Niños en un campo de minas, representación de IA.
Crónicas castizas
El día que el capitán Navarro entró en un campo de minas explosivas para salvar a los niños
Cruzaban los chavales a varios metros de altura el patio de luces de las viviendas agarrados a la cuerda de tender la ropa lavada y húmeda, de una casa a otra ante la ignorancia de sus madres y la suya propia del peligro que ello representaba
Pilar tenía siete hermanos, claro que los Navarro eran cinco y los Vázquez nueve. Su padre era coronel, bueno, lo llegó a ser, de Infantería, la reina de las batallas que cuentan.Es la graduación perfecta que decía Jean Larteguy porque aún mandabas tropas, un regimiento o un tercio.
Los hijos de los militares destinados juntos, todos los niños, constituían una piña o la marabunta según se mirase, unas hordas que veraneaban en los mismos cuarteles, iban a los mismos colegios y hacían las mismas trapisondas.
En uno de esos traslados geográficos que jalonan la vida de los profesionales de la milicia, acabaron en Lérida, allá por la academia de suboficiales. Allí cruzaban los chavales a varios metros de altura el patio de luces de las viviendas, agarrados a la cuerda de tender la ropa lavada y húmeda, de una casa a otra, de ventana en ventana, ante la ignorancia de sus madres y la suya propia del peligro que ello representaba. Claro que tampoco lo consideraban una hazaña porque a lo largo del día cruzaban varias veces la pista americana, formalmente conocida como la pista de obstáculos o de aplicación, temida por la tropa pero que a la manada de niños le parecía de lo más normal e incluso divertido, describirles como asilvestrados era poco.
Pero el diablo enreda y en una ocasión los tiernos infantes estaban en un campo del acuartelamiento, al otro lado de la carretera, ignorantes de carteles y señales advirtiendo del peligro, y el capitán Navarro vio a sus hijos y a sus abundantes amigos, hijos de compañeros, recorriendo lo que reconoció inmediatamente como un campo de minas. Poco tardó en sobreponerse al horror que le causó verlo. No tenía un plano del mismo ni tiempo de buscarlo. Más de una docena de niños zascandileaba por él de un lado a otro a riesgo de pisar una espoleta e iniciar las explosiones. Y el capitán Navarro rezó en silencio fervoroso porque el leve peso de la chavalería no activara las minas explosivas y empezó a dar gritos secos, contenidos para no aumentar los nervios ni la inquietud, órdenes cuyo tono perentorio imponía obediencia, la costumbre de mandar una compañía: «Fernando, coge en brazos a tu hermana», «Luis, no te muevas de ahí», «que no se menee nadie del sitio».

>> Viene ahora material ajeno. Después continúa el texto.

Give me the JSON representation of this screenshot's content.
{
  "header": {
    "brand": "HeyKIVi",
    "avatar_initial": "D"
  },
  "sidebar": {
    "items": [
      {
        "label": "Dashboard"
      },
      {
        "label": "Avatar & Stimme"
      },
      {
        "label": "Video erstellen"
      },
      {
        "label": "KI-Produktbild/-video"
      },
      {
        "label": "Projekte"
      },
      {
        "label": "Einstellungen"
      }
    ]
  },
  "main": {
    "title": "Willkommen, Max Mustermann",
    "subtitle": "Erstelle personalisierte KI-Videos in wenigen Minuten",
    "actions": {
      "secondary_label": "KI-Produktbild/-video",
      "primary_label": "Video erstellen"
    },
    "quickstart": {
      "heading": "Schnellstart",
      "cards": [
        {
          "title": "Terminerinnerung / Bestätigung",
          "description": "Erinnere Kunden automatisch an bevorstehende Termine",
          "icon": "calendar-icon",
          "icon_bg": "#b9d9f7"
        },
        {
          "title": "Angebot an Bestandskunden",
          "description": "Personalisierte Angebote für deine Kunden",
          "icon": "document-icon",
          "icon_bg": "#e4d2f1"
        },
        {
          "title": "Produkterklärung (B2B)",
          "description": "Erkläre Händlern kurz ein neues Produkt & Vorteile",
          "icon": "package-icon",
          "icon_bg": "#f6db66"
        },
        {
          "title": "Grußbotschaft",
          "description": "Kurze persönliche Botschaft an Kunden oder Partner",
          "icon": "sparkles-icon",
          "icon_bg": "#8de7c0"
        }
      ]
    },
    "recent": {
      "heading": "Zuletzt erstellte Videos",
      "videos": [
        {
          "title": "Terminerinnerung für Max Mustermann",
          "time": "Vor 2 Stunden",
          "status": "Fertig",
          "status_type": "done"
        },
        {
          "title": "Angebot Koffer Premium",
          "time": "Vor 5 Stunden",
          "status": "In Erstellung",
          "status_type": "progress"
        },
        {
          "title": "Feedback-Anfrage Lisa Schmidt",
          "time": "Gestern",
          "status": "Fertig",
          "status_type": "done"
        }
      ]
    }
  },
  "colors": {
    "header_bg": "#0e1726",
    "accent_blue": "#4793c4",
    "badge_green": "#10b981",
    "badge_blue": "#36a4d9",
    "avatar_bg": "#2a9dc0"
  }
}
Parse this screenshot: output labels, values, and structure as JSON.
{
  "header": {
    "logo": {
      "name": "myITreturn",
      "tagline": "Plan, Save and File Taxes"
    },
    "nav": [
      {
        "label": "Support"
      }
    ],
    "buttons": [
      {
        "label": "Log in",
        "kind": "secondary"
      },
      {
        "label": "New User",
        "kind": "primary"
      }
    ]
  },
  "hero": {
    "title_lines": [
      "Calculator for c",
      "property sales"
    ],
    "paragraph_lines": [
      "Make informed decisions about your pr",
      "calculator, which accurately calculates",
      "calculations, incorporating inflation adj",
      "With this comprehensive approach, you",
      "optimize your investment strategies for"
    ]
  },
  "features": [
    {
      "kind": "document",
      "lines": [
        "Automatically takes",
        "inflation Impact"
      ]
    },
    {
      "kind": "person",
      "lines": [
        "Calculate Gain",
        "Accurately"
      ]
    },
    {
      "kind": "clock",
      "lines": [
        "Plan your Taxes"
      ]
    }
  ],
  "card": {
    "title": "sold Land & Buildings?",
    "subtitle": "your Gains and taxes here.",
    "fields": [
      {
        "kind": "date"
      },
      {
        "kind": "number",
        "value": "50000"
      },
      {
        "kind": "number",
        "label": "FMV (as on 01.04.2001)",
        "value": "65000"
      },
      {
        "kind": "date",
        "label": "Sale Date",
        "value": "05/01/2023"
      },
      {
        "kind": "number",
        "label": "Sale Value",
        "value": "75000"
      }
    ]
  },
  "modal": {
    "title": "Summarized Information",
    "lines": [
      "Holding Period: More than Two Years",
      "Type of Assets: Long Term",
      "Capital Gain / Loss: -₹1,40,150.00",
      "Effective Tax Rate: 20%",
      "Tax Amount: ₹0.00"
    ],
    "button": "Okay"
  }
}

Organizaba a los mayores para que auparan en brazos o a hombros a los menores más ambulantes e indisciplinados. Y entró en el terreno minado sin dudarlo evitando los bultos del suelo y la tierra removida, señales indicativas de la colocación de un artefacto. Iba cruzando con cuidado el terreno y ordenando de forma apremiante a los demás que fueran tras él pisando exactamente sobre sus huellas sin salirse un milímetro. Cuando salió el último de los niños del campo tuvo ganas de abofetearles a todos y de abrazarles y besarles y durante unos momentos de descontrol hizo las dos cosas con propios y extraños, mientras suspiraba ruidosamente y daba gracias a Dios en voz alta una y otra vez con la vista ofuscada por las lágrimas de gratitud, pues todos habían salido indemnes.
La profesora Pilar, antaño el terror de muchos alumnos, los años nos ablandan, me lo cuenta sin dudar, de forma fluida, ante un café, el mío descafeinado, en la tasca de la Facultad. Tiene la historia muy dentro de sí, la narra con seguridad, sin necesidad de detenerse a recordar. Forma parte de la infancia de la que un poeta germano, Rainer Maria Rilke, escribió que es la patria del hombre.